I can’t believe I don’t have a b4 picture of these trees I hated them. I’ve fantasied for the last 2 years about climbing up there with a chain saw. But there was a whole bed of iris there I dig up and put out front . I know I have a pic somewhere. I’m always taking flower pics.
It was very upsetting (yesterday and last night) and the sex thing is terrible and if I talk to her because I’m so lonely and I want her in bed she’s saying all negative things about sex which all mean I’m ugly and horrible.
I'm doing my best here the nicest thing is like switching levels.
What that means is I feel like I’m not remembering new stuff I’m just arriving at what the things I already knew actually are. My feelings about them actually, what it means on a feeling level.
I felt like I knew about incest with my mother because things pointed towards it. I was able to explain how I knew but I wasn’t insisting on what it meant because I wasn’t sure.
Im pretty sure now. Much more than I was. The online doctor happened, no sex happened.
But it was another of those times, very severe this time I don’t mind saying, that I just felt like I woke up and it’s not as surprising 2 and 2 are 4. I’m a real hot wet mess about the whole thing I don’t mind admitting it. It’s easy to say I’ve never been this horny. Getting off by myself makes it worse. I like women.

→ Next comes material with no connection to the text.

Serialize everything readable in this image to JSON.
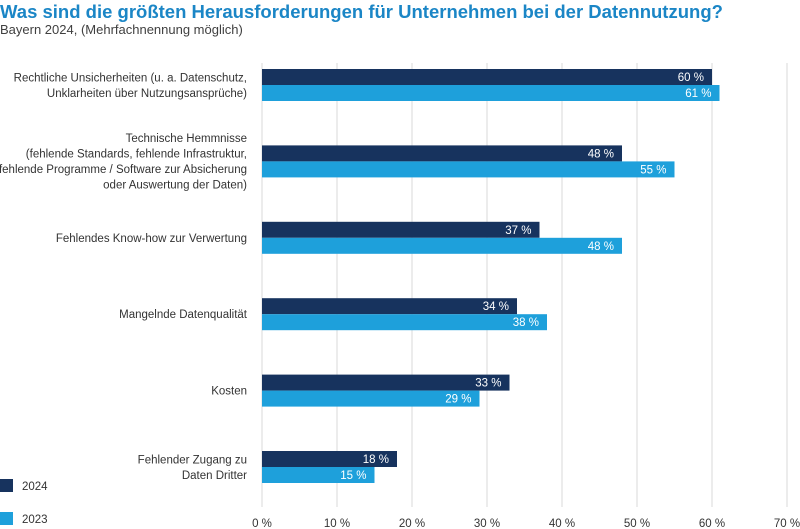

Mommy stopped doing it with me. It must’ve been too obvious. I was getting older. Then two things happened. Two big big things that are ? those memories that are always there or big emotional things you remember. Highlights?
Doing it with the little girl next door and mommy told me I knew it was naughty, but that happened because she wouldn’t do it anymore. This caused a gigantic disassociation. Probably the biggest one.
Then I missed my milestones . I didn’t take off my pajamas till my feet grew out I’d them and I wouldn’t give up the pacifier and the old stuffed dog I sat on in front of the black and white TV.
I stopped growing emotionally and I was stuck on sex, and here I am around sixty years later. The gift that keeps right on giving.
She let me rub the magic lamp awhile just now. That’s how she always was. I should be able to get up and go to work after getting her hormones all up in me and it say anything about why we didn’t have sex. That’s fair. Not.
But I didn’t say anything and I’m not mad. I wanna be mad but that would be unfair. My being nice to her costs me. Jung said something about it. I’m listening to the collective works.
“Spoil foc’sle hands make devils”.
Have you ever had to deal with devils? They are a pain like in the exorcist, spinning heads and spewing bile.
I’m not much at dominance though, presenting me with a peculiar problem.
The lighthouse is flashing in the second picture down if you zoom way in. It’s gotten easy for me to catch it with the camera as it gives a pulse then lights. There is another lighthouse in the 2nd one up from the bottom. It’s harder to find but quite distinct in this light or weather. The air has a magnification quality, and things look different depending. We went early to get the tide. It was really freezing, although the wind chill is only in the 40’s, which is hardly cold. It was nice as there were hardly any people and no dogs.